I evacuated to the greenroom, a kind of sanctuary for the actors waiting in the wings. Kelly, Grace, Emily, and I sat up there whispering about all the strange coincidences that had been going on since the unmentionable had been mentioned. Someone told me Robin had hurt her hand somehow, and that Ashley’s toe was actually broken. It seemed like the actors were getting mauled.

Then the Havana number came up. We were still sitting in the greenroom we heard the music go terribly wrong. Something had happened to the pit. For some reason they skipped an entire section of the score and flipped around different parts. We sat up in our chairs and looked at each other in horror. That had never happened before.

“It’s the Scottish Play,” one of the girls whispered in dread.

When I went back downstairs at intermission the tension was bubbling over and people were getting violent. A screaming match was going on between a few actors over a comment or two. The pit band skulked out, well aware that they were being blamed for Havana and the intense hatred glowing in the eyes of actors. That one actor that I had seen on entering the theater was being smacked repeatedly for placing the curse upon the production. Everyone was running out of room on the edge.

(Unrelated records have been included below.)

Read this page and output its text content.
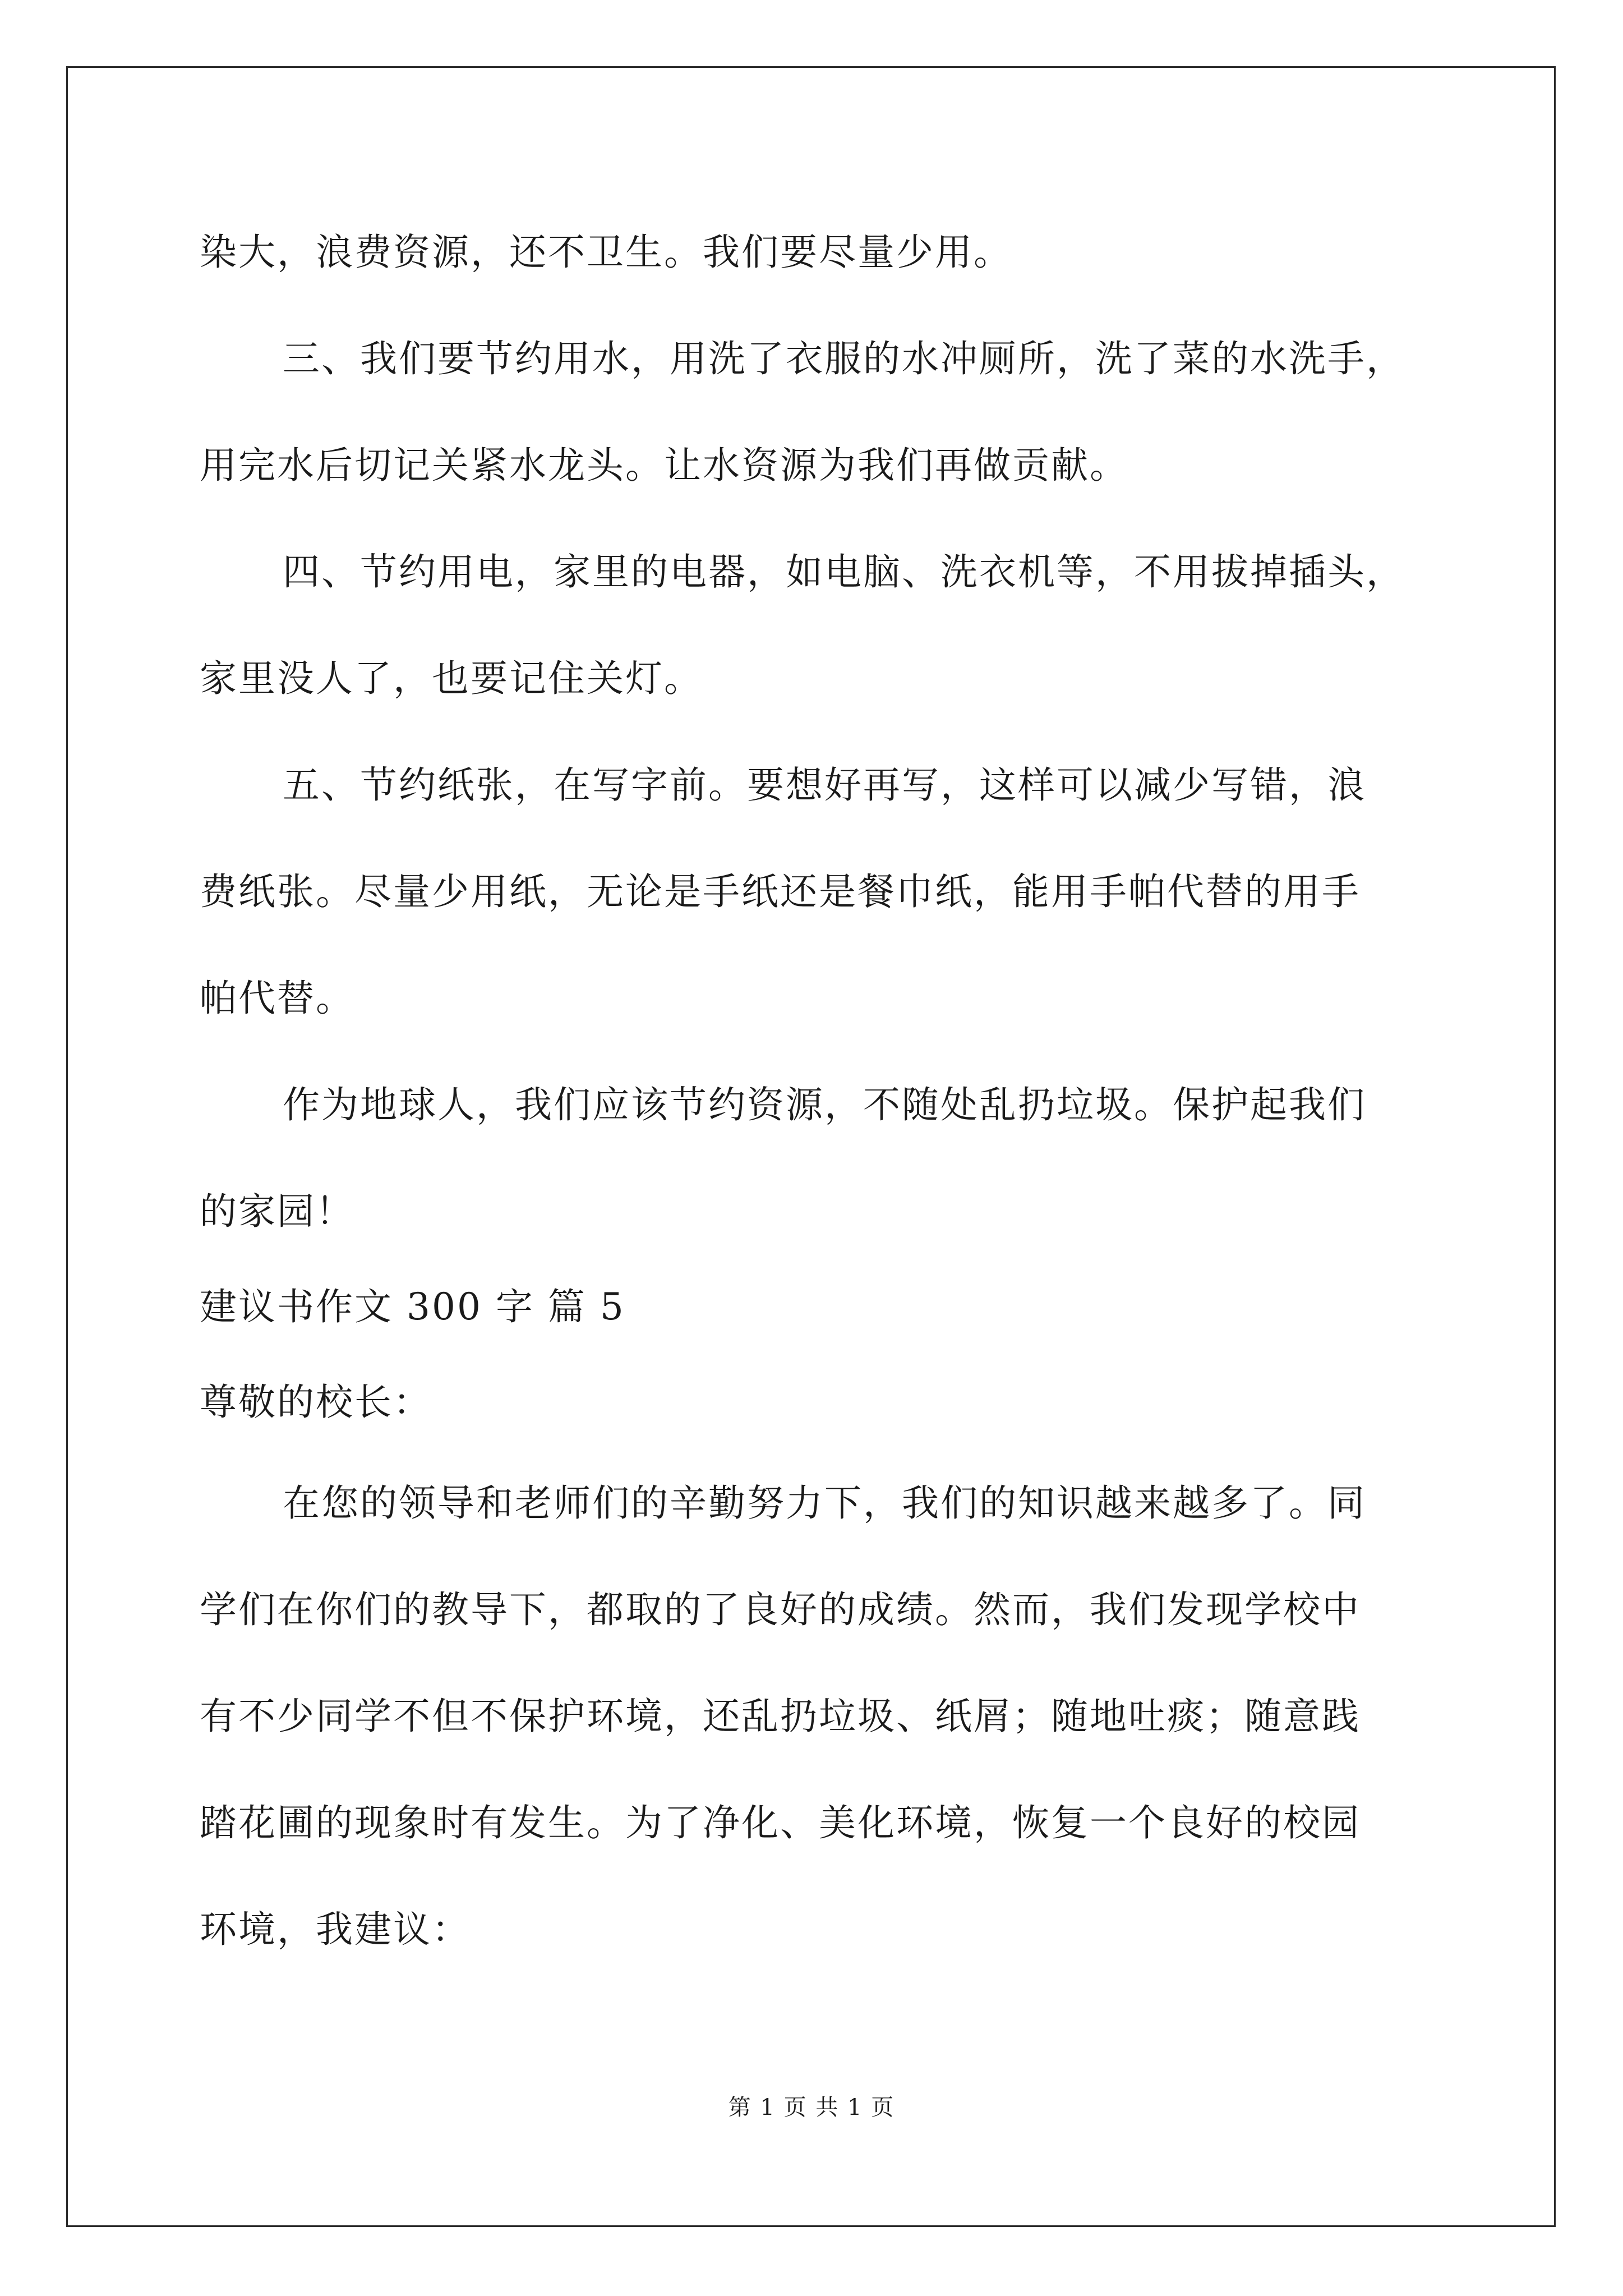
染大，浪费资源，还不卫生。我们要尽量少用。
三、我们要节约用水，用洗了衣服的水冲厕所，洗了菜的水洗手，
用完水后切记关紧水龙头。让水资源为我们再做贡献。
四、节约用电，家里的电器，如电脑、洗衣机等，不用拔掉插头，
家里没人了，也要记住关灯。
五、节约纸张，在写字前。要想好再写，这样可以减少写错，浪
费纸张。尽量少用纸，无论是手纸还是餐巾纸，能用手帕代替的用手
帕代替。
作为地球人，我们应该节约资源，不随处乱扔垃圾。保护起我们
的家园！
建议书作文 300 字 篇 5
尊敬的校长：
在您的领导和老师们的辛勤努力下，我们的知识越来越多了。同
学们在你们的教导下，都取的了良好的成绩。然而，我们发现学校中
有不少同学不但不保护环境，还乱扔垃圾、纸屑；随地吐痰；随意践
踏花圃的现象时有发生。为了净化、美化环境，恢复一个良好的校园
环境，我建议：
第 1 页 共 1 页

Solemn faced people began lining up for act two. It seemed we were conceding to the dead king. I must admit act two went far better than act one, but there were still too many hitches to be coincidental. Sometimes things just happen without a reason. But if some idiot has said the M-word in a theater during a production there’s a reason. If you don’t believe the superstition then believe a former nonbeliever.